# 300zx calipers price



## billyjuan (Jan 14, 2004)

whats a good price to pay for the calipers, cause i call this local junk yard and they told me 200 dollars for the 2 front caliper and 2 back calipers. cause on ebay th front ones are goin for 100 and rear for 70. and when u add shipping its the fucking the same lol. could any1 get them cheaper???


----------



## OPIUM (Aug 18, 2002)

I think you should focus on getting that FMIC on first ... :showpics: and quit getting smoked by 500hp Ev0's hahaha


----------



## schebs240 (Apr 13, 2004)

those calipers go for $50 each new at autozone.


----------



## billyjuan (Jan 14, 2004)

OPIUM said:


> I think you should focus on getting that FMIC on first ... :showpics: and quit getting smoked by 500hp Ev0's hahaha



reall funny hahahahhaha


----------



## TuFoteeSX (May 16, 2004)

billyjuan said:


> reall funny hahahahhaha


yes, the evo smoked your 240sx. nice rhd conversion you did, billy, and sr swap, very awesome.


----------



## vsp3c (May 15, 2003)

schebs240 said:


> those calipers go for $50 each new at autozone.


u wish!!!!


----------



## schebs240 (Apr 13, 2004)

How come at a menlo meet in NJ we checked out a pair of 300zx calipers, and the kid had just paid $50 each??

FENCO_REMAN 
DRIVER SIDE C8299 LLT $35.00 $50.99 
4 PISTON UNIT 

FENCO_REMAN 
PASSENGER SIDE C8298 LLT $35.00 $50.99 
4 PISTON UNIT 

ARI 
LEFT HAND SIDE 12-9261 LLT $40.00 $60.99 

ARI 
RIGHT HAND SIDE 12-9260 LLT $40.00 $60.99 


Durrrrrr try looking it up


----------



## schebs240 (Apr 13, 2004)

the first price is core value, second is caliper price. Return any caliper and get the core value.


----------



## zlr101 (Nov 17, 2003)

if you are going to get that you should have got the morse caliper loaded set i think it is like 150 comes with the pads and everything. If the autozone is picky they will want you to have old 300zx calipers not just any old calipers.


----------



## vsp3c (May 15, 2003)

maybe 50$ is for caliper rebuild kits.. calipers run about 130$ per

http://www.carpartsteam.com/Brake-Caliper_NI_300ZX_300-ZX2-002_90-96_005.html


----------



## Lucino200sx (Apr 30, 2002)

I believe you get what you paid for.. $50 does sound too good to be true. The NX2000 caliper upgrade is about $130 or $150 each.... how can 300Zx 4 piston caliper be so much cheaper than that?


----------



## vsp3c (May 15, 2003)

Lucino200sx said:


> I believe you get what you paid for.. $50 does sound too good to be true. The NX2000 caliper upgrade is about $130 or $150 each.... how can 300Zx 4 piston caliper be so much cheaper than that?


thank you 

schebs240 : i hate how i can't flame anymore


----------



## TuFoteeSX (May 16, 2004)

Lucino200sx said:


> I believe you get what you paid for.. $50 does sound too good to be true. The NX2000 caliper upgrade is about $130 or $150 each.... how can 300Zx 4 piston caliper be so much cheaper than that?

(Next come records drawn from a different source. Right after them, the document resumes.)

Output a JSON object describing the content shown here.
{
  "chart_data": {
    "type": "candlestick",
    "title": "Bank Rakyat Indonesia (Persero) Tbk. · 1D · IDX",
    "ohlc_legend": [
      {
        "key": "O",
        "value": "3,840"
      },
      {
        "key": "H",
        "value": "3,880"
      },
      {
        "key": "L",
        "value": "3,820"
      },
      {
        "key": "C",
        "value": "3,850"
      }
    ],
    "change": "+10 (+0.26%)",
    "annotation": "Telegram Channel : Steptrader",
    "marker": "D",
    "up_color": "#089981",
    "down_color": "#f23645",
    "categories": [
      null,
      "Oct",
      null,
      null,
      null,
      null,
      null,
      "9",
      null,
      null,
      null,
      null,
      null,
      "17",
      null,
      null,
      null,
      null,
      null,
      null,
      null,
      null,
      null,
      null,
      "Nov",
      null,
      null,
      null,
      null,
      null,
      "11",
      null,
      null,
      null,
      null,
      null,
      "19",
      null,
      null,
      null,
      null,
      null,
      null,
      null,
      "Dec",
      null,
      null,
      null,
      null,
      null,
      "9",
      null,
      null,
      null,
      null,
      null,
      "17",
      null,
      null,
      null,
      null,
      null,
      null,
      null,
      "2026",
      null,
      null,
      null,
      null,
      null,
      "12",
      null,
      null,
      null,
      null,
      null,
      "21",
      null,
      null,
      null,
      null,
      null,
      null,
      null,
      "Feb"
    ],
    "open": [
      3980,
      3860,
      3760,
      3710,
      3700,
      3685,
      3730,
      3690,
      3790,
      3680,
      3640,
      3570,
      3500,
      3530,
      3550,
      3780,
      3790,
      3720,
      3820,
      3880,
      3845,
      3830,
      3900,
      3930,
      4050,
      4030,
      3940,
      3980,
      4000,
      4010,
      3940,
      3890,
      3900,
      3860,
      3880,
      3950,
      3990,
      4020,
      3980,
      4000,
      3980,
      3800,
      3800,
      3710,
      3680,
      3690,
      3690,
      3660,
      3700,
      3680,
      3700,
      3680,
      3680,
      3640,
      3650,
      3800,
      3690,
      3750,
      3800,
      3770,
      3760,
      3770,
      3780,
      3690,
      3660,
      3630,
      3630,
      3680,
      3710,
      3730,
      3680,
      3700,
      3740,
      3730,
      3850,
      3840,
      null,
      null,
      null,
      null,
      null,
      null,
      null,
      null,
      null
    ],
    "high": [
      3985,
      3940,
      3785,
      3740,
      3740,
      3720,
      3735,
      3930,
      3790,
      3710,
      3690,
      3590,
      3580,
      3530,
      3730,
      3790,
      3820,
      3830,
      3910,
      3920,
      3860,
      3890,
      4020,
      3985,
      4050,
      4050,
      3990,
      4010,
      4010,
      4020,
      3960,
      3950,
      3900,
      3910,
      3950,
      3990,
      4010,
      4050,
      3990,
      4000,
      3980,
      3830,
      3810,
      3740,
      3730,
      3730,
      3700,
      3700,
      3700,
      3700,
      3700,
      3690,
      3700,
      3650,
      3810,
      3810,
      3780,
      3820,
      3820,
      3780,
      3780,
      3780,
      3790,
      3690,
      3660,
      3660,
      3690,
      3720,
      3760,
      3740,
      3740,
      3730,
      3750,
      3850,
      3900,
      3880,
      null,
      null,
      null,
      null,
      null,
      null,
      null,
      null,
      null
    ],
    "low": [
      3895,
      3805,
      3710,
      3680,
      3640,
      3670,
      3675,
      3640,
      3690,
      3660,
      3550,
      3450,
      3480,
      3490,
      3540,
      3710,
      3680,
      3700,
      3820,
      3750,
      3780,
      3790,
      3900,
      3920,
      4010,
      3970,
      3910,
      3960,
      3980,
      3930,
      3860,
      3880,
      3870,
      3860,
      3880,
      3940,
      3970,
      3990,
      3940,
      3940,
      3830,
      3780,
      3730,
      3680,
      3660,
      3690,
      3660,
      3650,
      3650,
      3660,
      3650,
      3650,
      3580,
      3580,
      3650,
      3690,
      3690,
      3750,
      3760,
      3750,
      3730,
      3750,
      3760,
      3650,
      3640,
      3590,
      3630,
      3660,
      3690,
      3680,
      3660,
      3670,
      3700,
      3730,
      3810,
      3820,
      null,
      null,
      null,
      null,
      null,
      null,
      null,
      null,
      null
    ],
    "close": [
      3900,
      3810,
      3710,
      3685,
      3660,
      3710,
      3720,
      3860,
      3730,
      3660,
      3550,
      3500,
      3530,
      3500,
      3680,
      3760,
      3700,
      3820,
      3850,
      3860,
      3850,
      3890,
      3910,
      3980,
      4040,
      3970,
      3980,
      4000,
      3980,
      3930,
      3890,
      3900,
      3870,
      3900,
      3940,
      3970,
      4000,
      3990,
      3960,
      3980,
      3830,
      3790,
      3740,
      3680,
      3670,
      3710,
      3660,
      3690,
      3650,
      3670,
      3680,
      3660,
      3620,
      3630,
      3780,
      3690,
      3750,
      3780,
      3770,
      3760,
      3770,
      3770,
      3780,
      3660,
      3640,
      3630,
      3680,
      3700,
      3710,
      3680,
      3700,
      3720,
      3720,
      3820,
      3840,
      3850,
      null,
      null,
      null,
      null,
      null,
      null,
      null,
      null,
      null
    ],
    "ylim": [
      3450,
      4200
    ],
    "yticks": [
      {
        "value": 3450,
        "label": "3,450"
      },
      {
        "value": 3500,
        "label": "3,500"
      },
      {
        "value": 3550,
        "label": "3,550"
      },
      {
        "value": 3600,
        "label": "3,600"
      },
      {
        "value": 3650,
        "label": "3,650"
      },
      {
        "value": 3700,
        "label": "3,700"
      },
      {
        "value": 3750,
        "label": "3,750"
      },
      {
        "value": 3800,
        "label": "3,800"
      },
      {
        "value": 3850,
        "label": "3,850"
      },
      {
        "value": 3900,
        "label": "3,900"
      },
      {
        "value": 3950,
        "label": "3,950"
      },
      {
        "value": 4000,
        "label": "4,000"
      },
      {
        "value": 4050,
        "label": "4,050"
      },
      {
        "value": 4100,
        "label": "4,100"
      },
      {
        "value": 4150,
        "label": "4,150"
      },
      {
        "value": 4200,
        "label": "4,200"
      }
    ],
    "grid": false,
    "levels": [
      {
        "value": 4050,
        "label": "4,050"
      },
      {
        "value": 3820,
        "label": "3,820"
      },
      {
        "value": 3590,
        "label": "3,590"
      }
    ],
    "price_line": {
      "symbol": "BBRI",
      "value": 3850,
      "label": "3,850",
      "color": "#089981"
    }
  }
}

well in case you didnt know, every now and then, you will come across good deals 

i was thinking if you find a junkyard sellin parts and they dont know how popular the import scene is, well he'll be selling cheap. now if they know how popular upgrades like this would be, i think they'd take advantage of that fact and sell it for more money.


----------



## kaptainkrollio (Jul 29, 2003)

i found em in a junkyard for $50 per caliper and $25 per rotor. just gotta pick em up.


----------



## billyjuan (Jan 14, 2004)

What junk yard u found them at??


----------



## kaptainkrollio (Jul 29, 2003)

z-best in north hollywood. specialize in junking z cars


----------



## billyjuan (Jan 14, 2004)

kaptainkrollio said:


> z-best in north hollywood. specialize in junking z cars



u talk to ed at precizion Z lol thats were i was gona go toommorow to pick them up lol. do u know how many they have???


----------



## kaptainkrollio (Jul 29, 2003)

yeah ed doesn't have any. he gave me z-best. i dont know how many they have, but they definitly have at least one front set. If you want them take them, i still have to get my money together. and if you want to sell your teins, talk to me first!


----------



## billyjuan (Jan 14, 2004)

kaptainkrollio said:


> yeah ed doesn't have any. he gave me z-best. i dont know how many they have, but they definitly have at least one front set. If you want them take them, i still have to get my money together. and if you want to sell your teins, talk to me first!



ok lol


----------